Bang Syahganda Nainggolan, senior saya dalam dunia aktivisme, menilai bahwa kesuksesan amnesti dan abolisi ini tidak terlepas dari peran Dasco. Ia menjadi “motor penggerak” dalam proses pemulihan hubungan antarkelompok politik, sekaligus memperkuat basis dukungan pemerintahan Prabowo–Gibran, baik di parlemen maupun di tengah masyarakat.
Presiden Prabowo sendiri tetap menjadi tokoh kunci dari seluruh proses ini. Dalam sebuah momen simbolik saat peluncuran Koperasi Desa Merah Putih di Klaten, Jawa Tengah, ia menyebut hubungan PDIP dan Gerindra seperti kakak dan adik. Prabowo juga menyinggung warisan Presiden pertama RI, Sukarno, sebagai milik seluruh bangsa. Sambil mencolek Puan Maharani yang turut hadir, Prabowo menyatakan, “Nyuwun sewu, Mbak Puan, Bung Karno bapak saya juga.”

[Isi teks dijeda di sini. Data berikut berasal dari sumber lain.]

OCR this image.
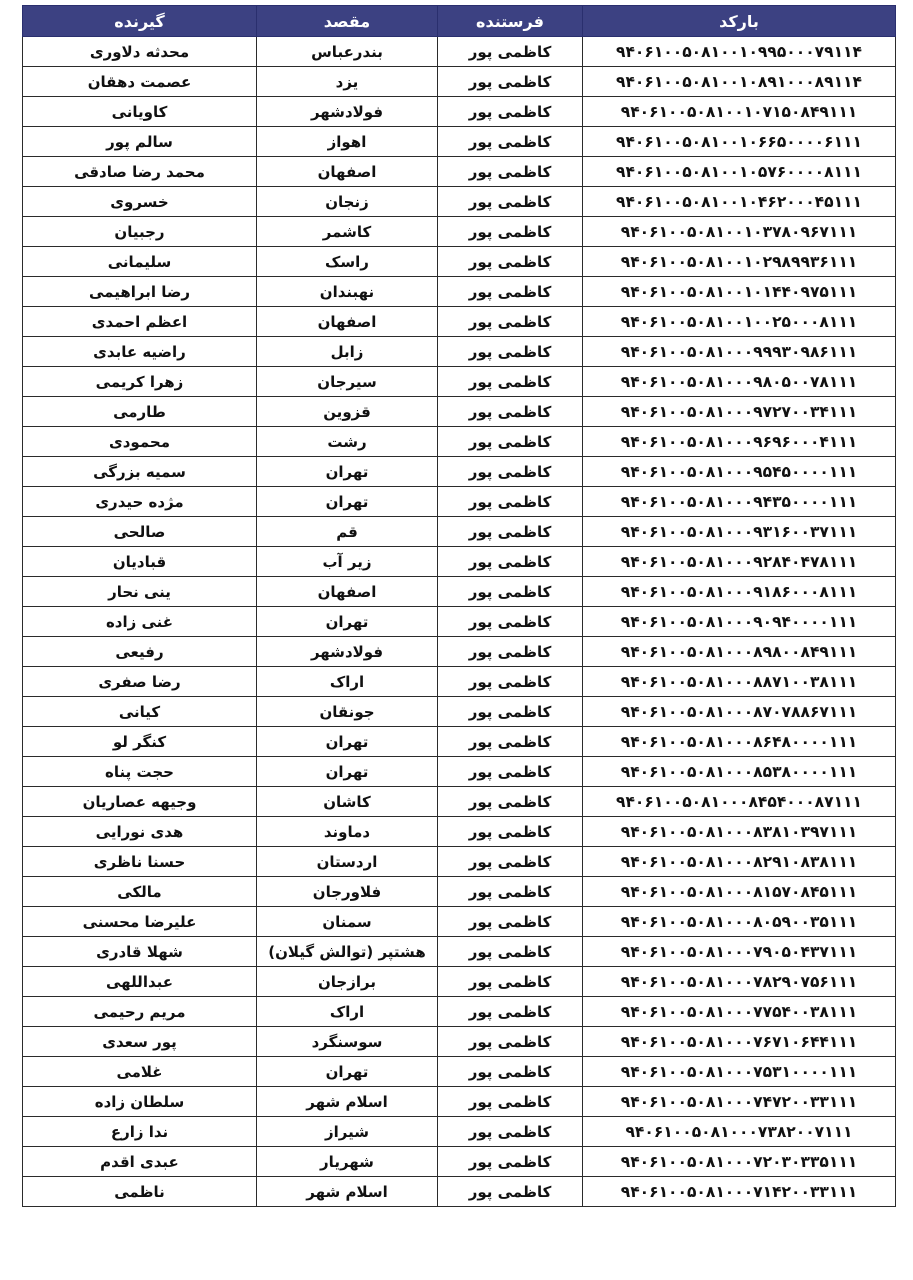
بارکد	فرستنده	مقصد	گیرنده
۹۴۰۶۱۰۰۵۰۸۱۰۰۱۰۹۹۵۰۰۰۷۹۱۱۴	کاظمی پور	بندرعباس	محدثه دلاوری
۹۴۰۶۱۰۰۵۰۸۱۰۰۱۰۸۹۱۰۰۰۸۹۱۱۴	کاظمی پور	یزد	عصمت دهقان
۹۴۰۶۱۰۰۵۰۸۱۰۰۱۰۷۱۵۰۸۴۹۱۱۱	کاظمی پور	فولادشهر	کاویانی
۹۴۰۶۱۰۰۵۰۸۱۰۰۱۰۶۶۵۰۰۰۰۶۱۱۱	کاظمی پور	اهواز	سالم پور
۹۴۰۶۱۰۰۵۰۸۱۰۰۱۰۵۷۶۰۰۰۰۸۱۱۱	کاظمی پور	اصفهان	محمد رضا صادقی
۹۴۰۶۱۰۰۵۰۸۱۰۰۱۰۴۶۲۰۰۰۴۵۱۱۱	کاظمی پور	زنجان	خسروی
۹۴۰۶۱۰۰۵۰۸۱۰۰۱۰۳۷۸۰۹۶۷۱۱۱	کاظمی پور	کاشمر	رجبیان
۹۴۰۶۱۰۰۵۰۸۱۰۰۱۰۲۹۸۹۹۳۶۱۱۱	کاظمی پور	راسک	سلیمانی
۹۴۰۶۱۰۰۵۰۸۱۰۰۱۰۱۴۴۰۹۷۵۱۱۱	کاظمی پور	نهبندان	رضا ابراهیمی
۹۴۰۶۱۰۰۵۰۸۱۰۰۱۰۰۲۵۰۰۰۸۱۱۱	کاظمی پور	اصفهان	اعظم احمدی
۹۴۰۶۱۰۰۵۰۸۱۰۰۰۹۹۹۳۰۹۸۶۱۱۱	کاظمی پور	زابل	راضیه عابدی
۹۴۰۶۱۰۰۵۰۸۱۰۰۰۹۸۰۵۰۰۷۸۱۱۱	کاظمی پور	سیرجان	زهرا کریمی
۹۴۰۶۱۰۰۵۰۸۱۰۰۰۹۷۲۷۰۰۳۴۱۱۱	کاظمی پور	قزوین	طارمی
۹۴۰۶۱۰۰۵۰۸۱۰۰۰۹۶۹۶۰۰۰۴۱۱۱	کاظمی پور	رشت	محمودی
۹۴۰۶۱۰۰۵۰۸۱۰۰۰۹۵۴۵۰۰۰۰۱۱۱	کاظمی پور	تهران	سمیه بزرگی
۹۴۰۶۱۰۰۵۰۸۱۰۰۰۹۴۳۵۰۰۰۰۱۱۱	کاظمی پور	تهران	مژده حیدری
۹۴۰۶۱۰۰۵۰۸۱۰۰۰۹۳۱۶۰۰۳۷۱۱۱	کاظمی پور	قم	صالحی
۹۴۰۶۱۰۰۵۰۸۱۰۰۰۹۲۸۴۰۴۷۸۱۱۱	کاظمی پور	زیر آب	قبادیان
۹۴۰۶۱۰۰۵۰۸۱۰۰۰۹۱۸۶۰۰۰۸۱۱۱	کاظمی پور	اصفهان	ینی نحار
۹۴۰۶۱۰۰۵۰۸۱۰۰۰۹۰۹۴۰۰۰۰۱۱۱	کاظمی پور	تهران	غنی زاده
۹۴۰۶۱۰۰۵۰۸۱۰۰۰۸۹۸۰۰۸۴۹۱۱۱	کاظمی پور	فولادشهر	رفیعی
۹۴۰۶۱۰۰۵۰۸۱۰۰۰۸۸۷۱۰۰۳۸۱۱۱	کاظمی پور	اراک	رضا صفری
۹۴۰۶۱۰۰۵۰۸۱۰۰۰۸۷۰۷۸۸۶۷۱۱۱	کاظمی پور	جونقان	کیانی
۹۴۰۶۱۰۰۵۰۸۱۰۰۰۸۶۴۸۰۰۰۰۱۱۱	کاظمی پور	تهران	کنگر لو
۹۴۰۶۱۰۰۵۰۸۱۰۰۰۸۵۳۸۰۰۰۰۱۱۱	کاظمی پور	تهران	حجت پناه
۹۴۰۶۱۰۰۵۰۸۱۰۰۰۸۴۵۴۰۰۰۸۷۱۱۱	کاظمی پور	کاشان	وجیهه عصاریان
۹۴۰۶۱۰۰۵۰۸۱۰۰۰۸۳۸۱۰۳۹۷۱۱۱	کاظمی پور	دماوند	هدی نورایی
۹۴۰۶۱۰۰۵۰۸۱۰۰۰۸۲۹۱۰۸۳۸۱۱۱	کاظمی پور	اردستان	حسنا ناظری
۹۴۰۶۱۰۰۵۰۸۱۰۰۰۸۱۵۷۰۸۴۵۱۱۱	کاظمی پور	فلاورجان	مالکی
۹۴۰۶۱۰۰۵۰۸۱۰۰۰۸۰۵۹۰۰۳۵۱۱۱	کاظمی پور	سمنان	علیرضا محسنی
۹۴۰۶۱۰۰۵۰۸۱۰۰۰۷۹۰۵۰۴۳۷۱۱۱	کاظمی پور	هشتپر (توالش گیلان)	شهلا قادری
۹۴۰۶۱۰۰۵۰۸۱۰۰۰۷۸۲۹۰۷۵۶۱۱۱	کاظمی پور	برازجان	عبداللهی
۹۴۰۶۱۰۰۵۰۸۱۰۰۰۷۷۵۴۰۰۳۸۱۱۱	کاظمی پور	اراک	مریم رحیمی
۹۴۰۶۱۰۰۵۰۸۱۰۰۰۷۶۷۱۰۶۴۴۱۱۱	کاظمی پور	سوسنگرد	پور سعدی
۹۴۰۶۱۰۰۵۰۸۱۰۰۰۷۵۳۱۰۰۰۰۱۱۱	کاظمی پور	تهران	غلامی
۹۴۰۶۱۰۰۵۰۸۱۰۰۰۷۴۷۲۰۰۳۳۱۱۱	کاظمی پور	اسلام شهر	سلطان زاده
۹۴۰۶۱۰۰۵۰۸۱۰۰۰۷۳۸۲۰۰۷۱۱۱	کاظمی پور	شیراز	ندا زارع
۹۴۰۶۱۰۰۵۰۸۱۰۰۰۷۲۰۳۰۳۳۵۱۱۱	کاظمی پور	شهریار	عبدی اقدم
۹۴۰۶۱۰۰۵۰۸۱۰۰۰۷۱۴۲۰۰۳۳۱۱۱	کاظمی پور	اسلام شهر	ناظمی
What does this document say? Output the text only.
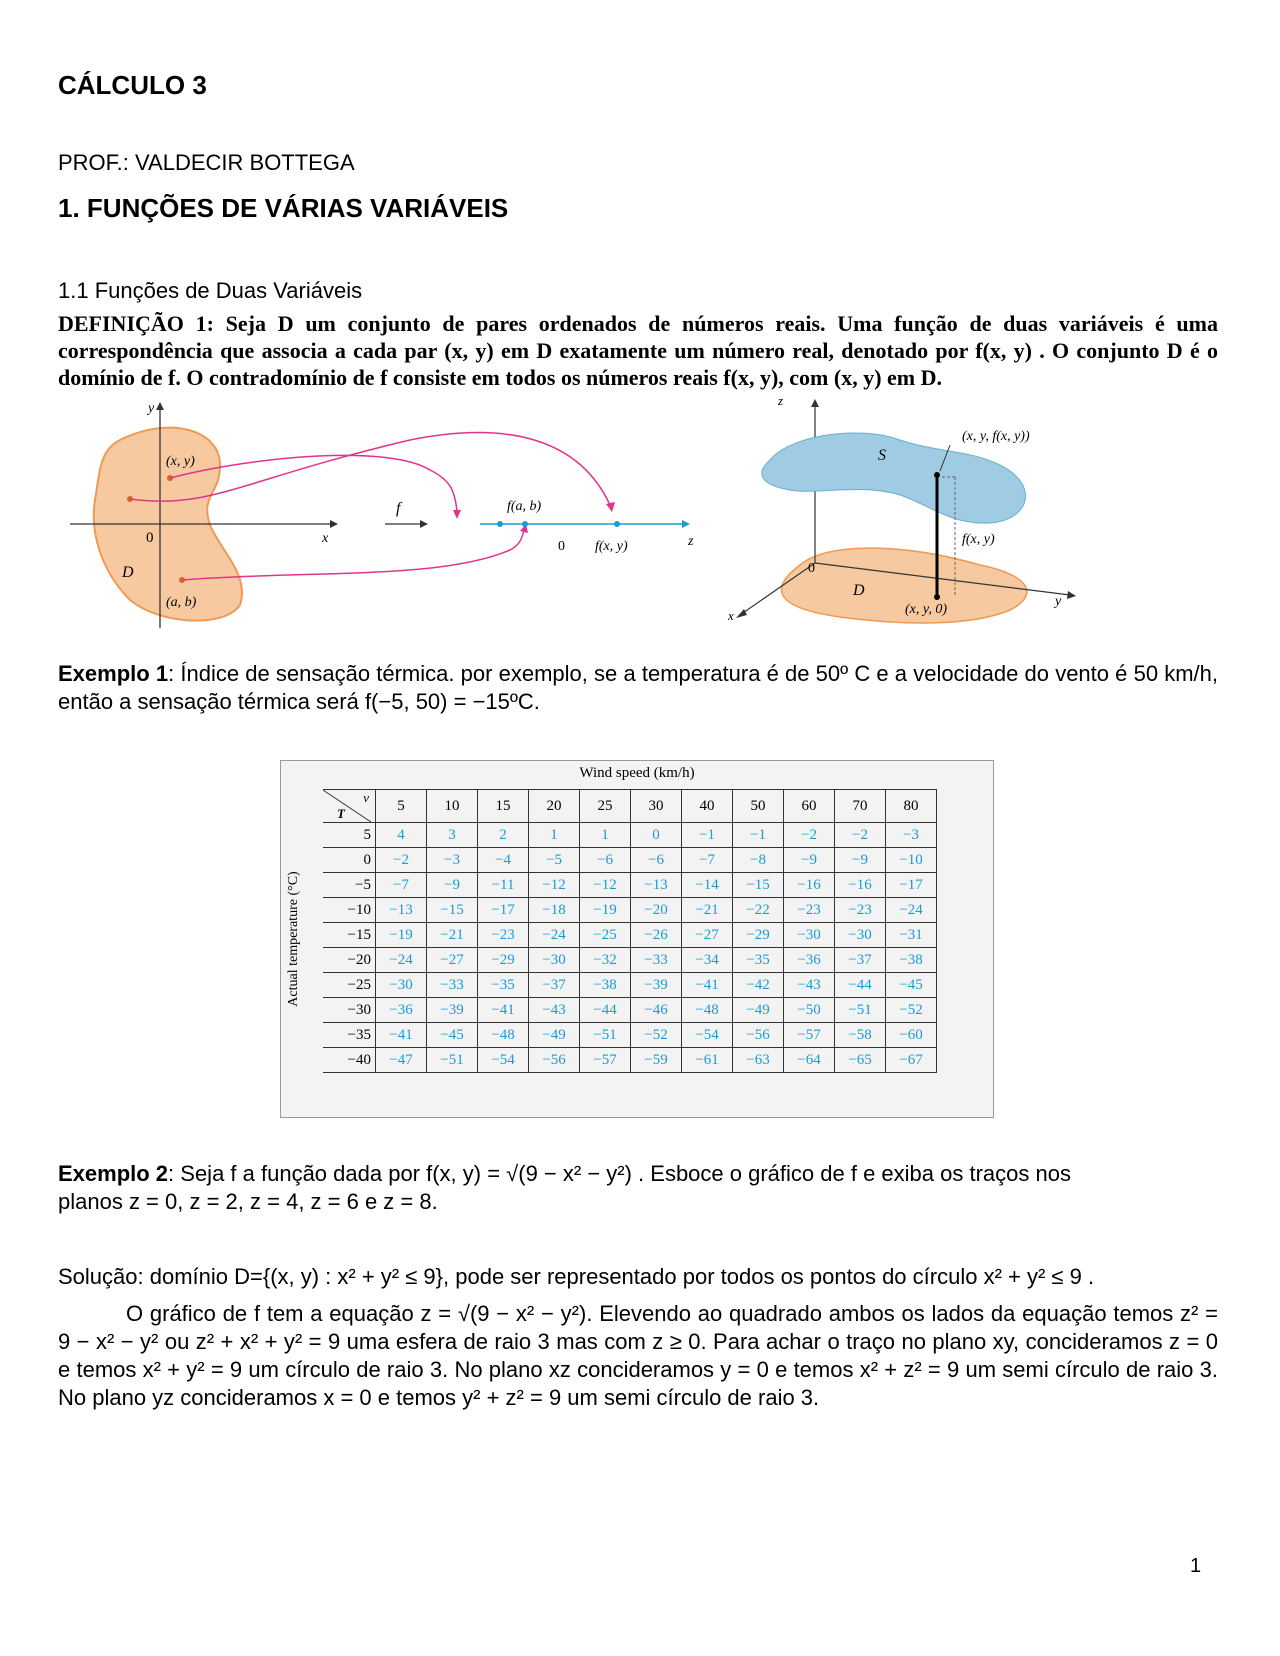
CÁLCULO 3
PROF.: VALDECIR BOTTEGA
1. FUNÇÕES DE VÁRIAS VARIÁVEIS
1.1 Funções de Duas Variáveis
DEFINIÇÃO 1: Seja D um conjunto de pares ordenados de números reais. Uma função de duas variáveis é uma correspondência que associa a cada par (x, y) em D exatamente um número real, denotado por f(x, y) . O conjunto D é o domínio de f. O contradomínio de f consiste em todos os números reais f(x, y), com (x, y) em D.
y
x
0
D
(x, y)
(a, b)
f	f(a, b)
0 f(x, y)	z
z
S
(x, y, f(x, y))
f(x, y)
0
D
(x, y, 0)
x
y
Exemplo 1: Índice de sensação térmica. por exemplo, se a temperatura é de 50º C e a velocidade do vento é 50 km/h, então a sensação térmica será f(−5, 50) = −15ºC.
Wind speed (km/h)
Actual temperature (°C)
v
T	5	10	15	20	25	30	40	50	60	70	80
5	4	3	2	1	1	0	−1	−1	−2	−2	−3
0	−2	−3	−4	−5	−6	−6	−7	−8	−9	−9	−10
−5	−7	−9	−11	−12	−12	−13	−14	−15	−16	−16	−17
−10	−13	−15	−17	−18	−19	−20	−21	−22	−23	−23	−24
−15	−19	−21	−23	−24	−25	−26	−27	−29	−30	−30	−31
−20	−24	−27	−29	−30	−32	−33	−34	−35	−36	−37	−38
−25	−30	−33	−35	−37	−38	−39	−41	−42	−43	−44	−45
−30	−36	−39	−41	−43	−44	−46	−48	−49	−50	−51	−52
−35	−41	−45	−48	−49	−51	−52	−54	−56	−57	−58	−60
−40	−47	−51	−54	−56	−57	−59	−61	−63	−64	−65	−67
Exemplo 2: Seja f a função dada por f(x, y) = √(9 − x² − y²) . Esboce o gráfico de f e exiba os traços nos
planos z = 0, z = 2, z = 4, z = 6 e z = 8.
Solução: domínio D={(x, y) : x² + y² ≤ 9}, pode ser representado por todos os pontos do círculo x² + y² ≤ 9 .
O gráfico de f tem a equação z = √(9 − x² − y²). Elevendo ao quadrado ambos os lados da equação temos z² = 9 − x² − y² ou z² + x² + y² = 9 uma esfera de raio 3 mas com z ≥ 0. Para achar o traço no plano xy, concideramos z = 0 e temos x² + y² = 9 um círculo de raio 3. No plano xz concideramos y = 0 e temos x² + z² = 9 um semi círculo de raio 3. No plano yz concideramos x = 0 e temos y² + z² = 9 um semi círculo de raio 3.
1
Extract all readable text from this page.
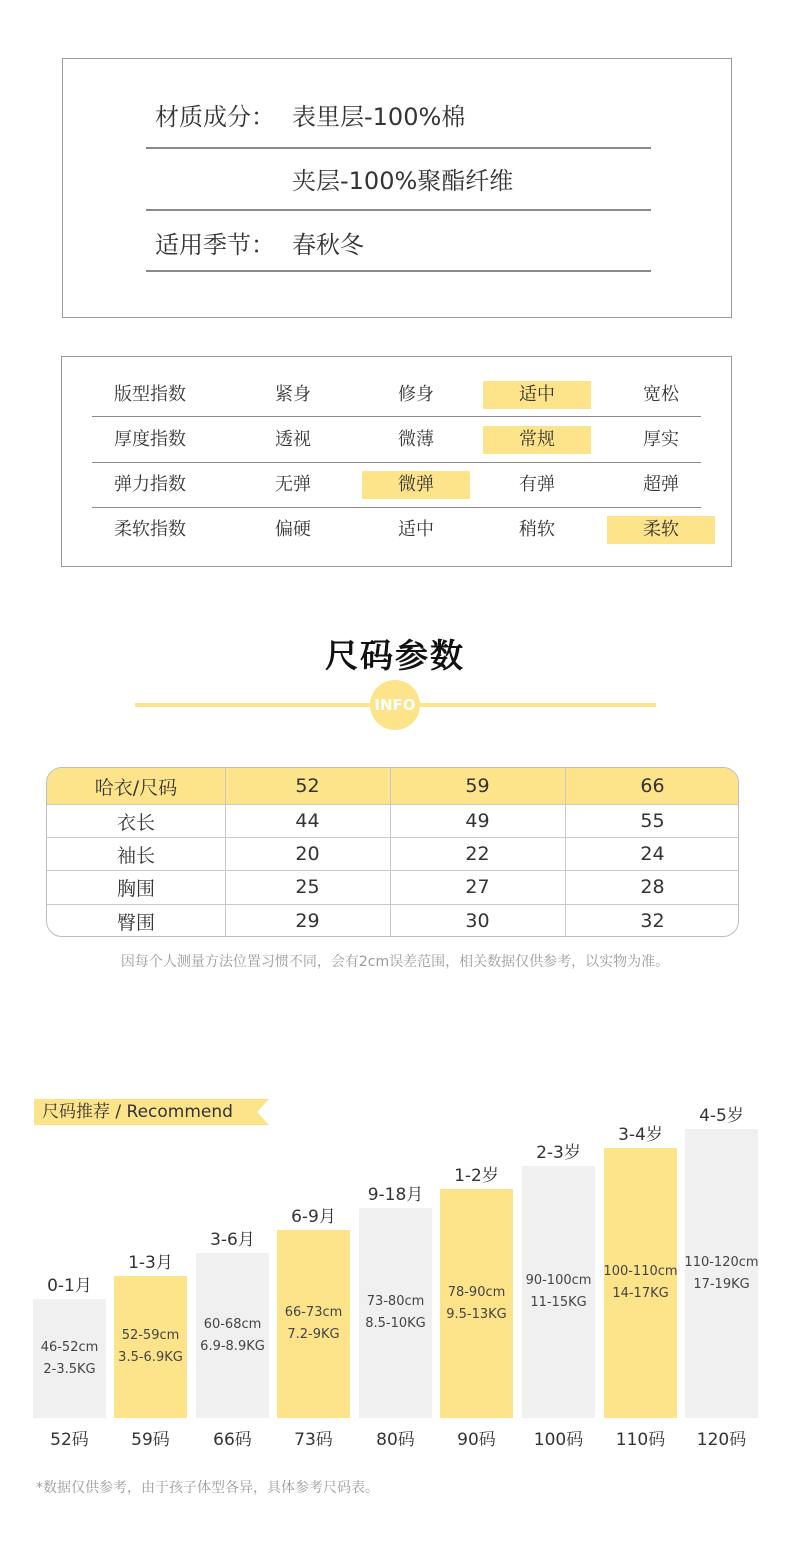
材质成分： 表里层-100%棉
夹层-100%聚酯纤维
适用季节： 春秋冬
版型指数	紧身	修身	适中	宽松
厚度指数	透视	微薄	常规	厚实
弹力指数	无弹	微弹	有弹	超弹
柔软指数	偏硬	适中	稍软	柔软
尺码参数
INFO
哈衣/尺码	52	59	66
衣长	44	49	55
袖长	20	22	24
胸围	25	27	28
臀围	29	30	32
因每个人测量方法位置习惯不同，会有2cm误差范围，相关数据仅供参考，以实物为准。
尺码推荐 / Recommend
0-1月
46-52cm
2-3.5KG
52码
1-3月
52-59cm
3.5-6.9KG
59码
3-6月
60-68cm
6.9-8.9KG
66码
6-9月
66-73cm
7.2-9KG
73码
9-18月
73-80cm
8.5-10KG
80码
1-2岁
78-90cm
9.5-13KG
90码
2-3岁
90-100cm
11-15KG
100码
3-4岁
100-110cm
14-17KG
110码
4-5岁
110-120cm
17-19KG
120码
*数据仅供参考，由于孩子体型各异，具体参考尺码表。
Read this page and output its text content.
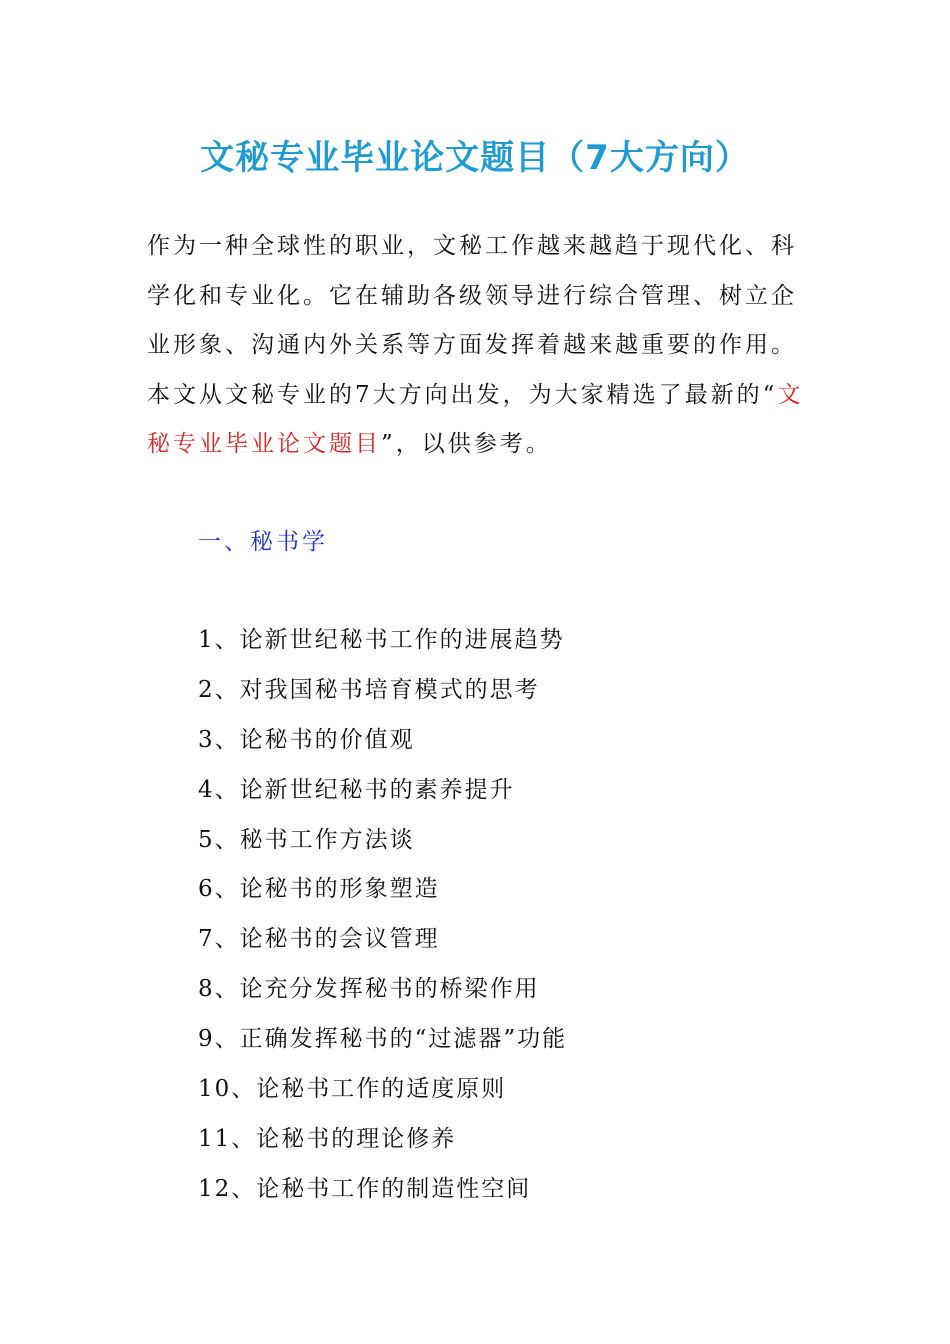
文秘专业毕业论文题目（7大方向）

作为一种全球性的职业，文秘工作越来越趋于现代化、科学化和专业化。它在辅助各级领导进行综合管理、树立企业形象、沟通内外关系等方面发挥着越来越重要的作用。本文从文秘专业的7大方向出发，为大家精选了最新的“文秘专业毕业论文题目”，以供参考。

一、秘书学
1、论新世纪秘书工作的进展趋势
2、对我国秘书培育模式的思考
3、论秘书的价值观
4、论新世纪秘书的素养提升
5、秘书工作方法谈
6、论秘书的形象塑造
7、论秘书的会议管理
8、论充分发挥秘书的桥梁作用
9、正确发挥秘书的“过滤器”功能
10、论秘书工作的适度原则
11、论秘书的理论修养
12、论秘书工作的制造性空间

Pernyataan itu mempertegas bahwa Prabowo, meski kini menjadi Presiden terpilih periode 2024–2029, tetap menjunjung tinggi semangat kebersamaan lintas partai dan generasi. Keputusannya untuk bergabung dengan pemerintahan Jokowi pada 2019 menjadi titik balik yang menunjukkan orientasi politiknya pada rekonsiliasi dan kemajuan bersama, bukan semata-mata perebutan kekuasaan.
Setelah empat kali mengikuti kontestasi pilpres, Prabowo menunjukkan ketangguhan dan kedewasaan politik. Ia memilih merangkul seluruh elemen bangsa dalam upaya membangun masa depan Indonesia. Polarisasi, konflik, dan faksionalisme tidak lagi relevan dalam agenda besar kesejahteraan rakyat dan kemajuan negara.
Hatrik politik Sufmi Dasco Ahmad bukan hanya tentang tiga langkah strategis, melainkan tentang bagaimana ia mengelola transisi kekuasaan secara damai, konstitusional, dan inklusif. Ia telah membuktikan diri sebagai arsitek kebijakan kebersamaan yang menjalin simpul-simpul perpecahan menjadi kekuatan politik nasional yang solid.